On Monday at 3:30 p.m., Mayor Sly James and members of the committee he appointed held a news conference at the Kansas City Public Library's Plaza Branch. Together they presented the recommendations and discussed the next steps in the process.

"Commenters used words like big, bold to describe the prospect of the airport being renamed after Dr. King," MLK Group Co-Chair Roger Williams said. 

But Mayor Sly James added a very important revision to group members' comments on Monday afternoon.

"Substitute the word 'terminal' for 'airport,'' James said at the news conference.

While members of the advisory group voted Sunday to name the airport after MLK, Mayor James made it very clear that only the new terminal's name is up for debate. Instead of MLK International Airport, he said we could end up with the "Martin Luther King, Jr. Terminal at MCI." 

"We have other people to satisfy, and one of the groups of people we need to satisfy are the people who operate and market the airport," James said.

In a letter to the MLK Advisory Group sent on May 10, Director of Aviation Patrick Klein strongly discouraged the idea of renaming the airport, as it could cause confusion among travelers and hinder the department's marketing ability.

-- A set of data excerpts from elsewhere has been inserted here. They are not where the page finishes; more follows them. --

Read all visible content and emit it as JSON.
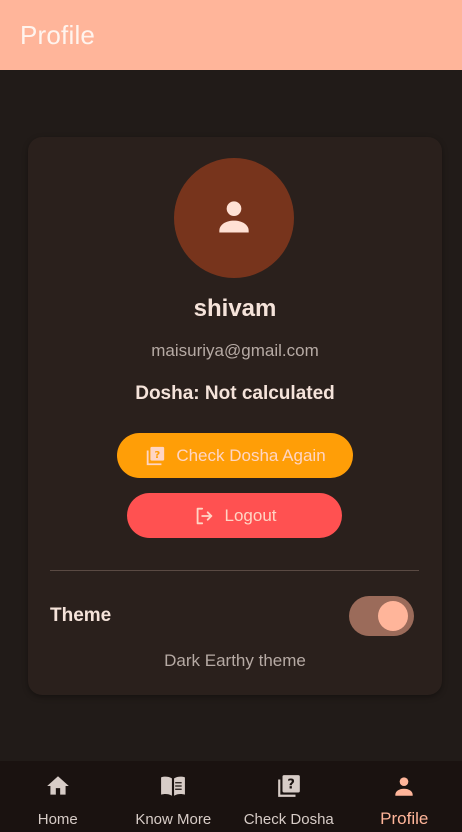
{
  "app_bar": {
    "title": "Profile"
  },
  "profile": {
    "name": "shivam",
    "email": "maisuriya@gmail.com",
    "dosha_status": "Dosha: Not calculated",
    "avatar_icon": "person-icon"
  },
  "actions": {
    "check_dosha_label": "Check Dosha Again",
    "logout_label": "Logout"
  },
  "theme": {
    "label": "Theme",
    "toggle_on": true,
    "current": "Dark Earthy theme"
  },
  "bottom_nav": {
    "items": [
      {
        "label": "Home",
        "icon": "home-icon",
        "active": false
      },
      {
        "label": "Know More",
        "icon": "book-icon",
        "active": false
      },
      {
        "label": "Check Dosha",
        "icon": "quiz-icon",
        "active": false
      },
      {
        "label": "Profile",
        "icon": "person-icon",
        "active": true
      }
    ]
  },
  "colors": {
    "accent": "#ffb59a",
    "background": "#211b18",
    "card": "#2a201c",
    "check_button": "#ff9e07",
    "logout_button": "#ff5151",
    "avatar": "#77341c"
  }
}
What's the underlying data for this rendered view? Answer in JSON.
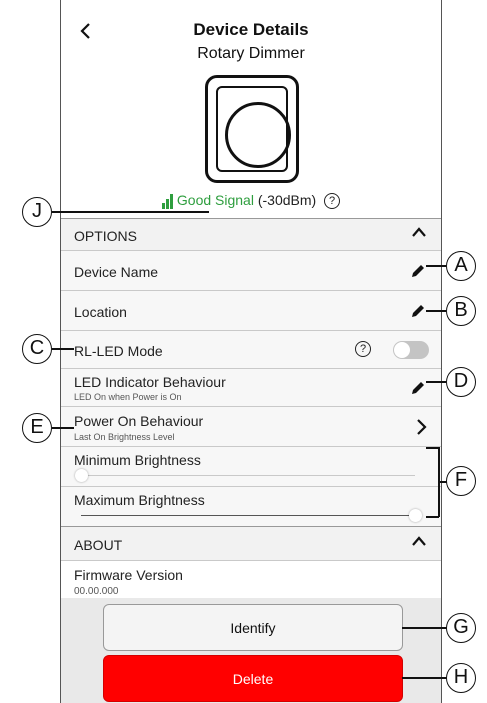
{
  "header": {
    "back_icon": "chevron-left-icon",
    "title": "Device Details",
    "subtitle": "Rotary Dimmer"
  },
  "signal": {
    "status": "Good Signal",
    "strength": "(-30dBm)",
    "help": "?",
    "color": "#2e9e3e"
  },
  "options": {
    "header": "OPTIONS",
    "device_name": {
      "label": "Device Name"
    },
    "location": {
      "label": "Location"
    },
    "rl_led_mode": {
      "label": "RL-LED Mode",
      "help": "?",
      "enabled": false
    },
    "led_indicator": {
      "label": "LED Indicator Behaviour",
      "sub": "LED On when Power is On"
    },
    "power_on": {
      "label": "Power On Behaviour",
      "sub": "Last On Brightness Level"
    },
    "min_brightness": {
      "label": "Minimum Brightness",
      "value_fraction": 0.0
    },
    "max_brightness": {
      "label": "Maximum Brightness",
      "value_fraction": 1.0
    }
  },
  "about": {
    "header": "ABOUT",
    "firmware": {
      "label": "Firmware Version",
      "value": "00.00.000"
    }
  },
  "buttons": {
    "identify": "Identify",
    "delete": "Delete",
    "delete_color": "#ff0000"
  },
  "callouts": {
    "a": "A",
    "b": "B",
    "c": "C",
    "d": "D",
    "e": "E",
    "f": "F",
    "g": "G",
    "h": "H",
    "j": "J"
  }
}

While a name for the new terminal could be decided by City Council, the process for renaming 63rd Street is much more complicated. The change would need to be approved by 75 percent of the home/business owners along the street. 

Sloane Simmons is the co-owner of A Store Named Stuff, located at 63rd St. and Brookside Blvd. She has no problem with the renaming.

"To have to do a little bit of paperwork is probably the least we can do for a man and a city that have given me so much," she said. 

Others have concerns. Rosalind Scroggins has lived on 63rd Street for more than 42 years.

"It would just change too many different things as far as mailing and everything else," she said.

For the name change, someone would have to pay for switching and maintaining all of the signs. According to the KCMO Public Works Dept., the average cost for one street sign and its installation is around $200. Replacing LED signs, like the ones at 63rd St. and Swope Parkway, costs around $4,100.

According to Mayor Sly James, the next steps in the process involve studying the feasibility of each option. He plans to reach out to the King family to see if they're even interested in the new terminal being named after MLK. Once some of the logistics are ironed out over the next few weeks, more information will be presented at a council business session.

In the meantime, the Southern Christian Leadership Conference in Kansas City plans to continue its initiative to rename The Paseo after MLK. The estimated cost of that renaming is $150,000.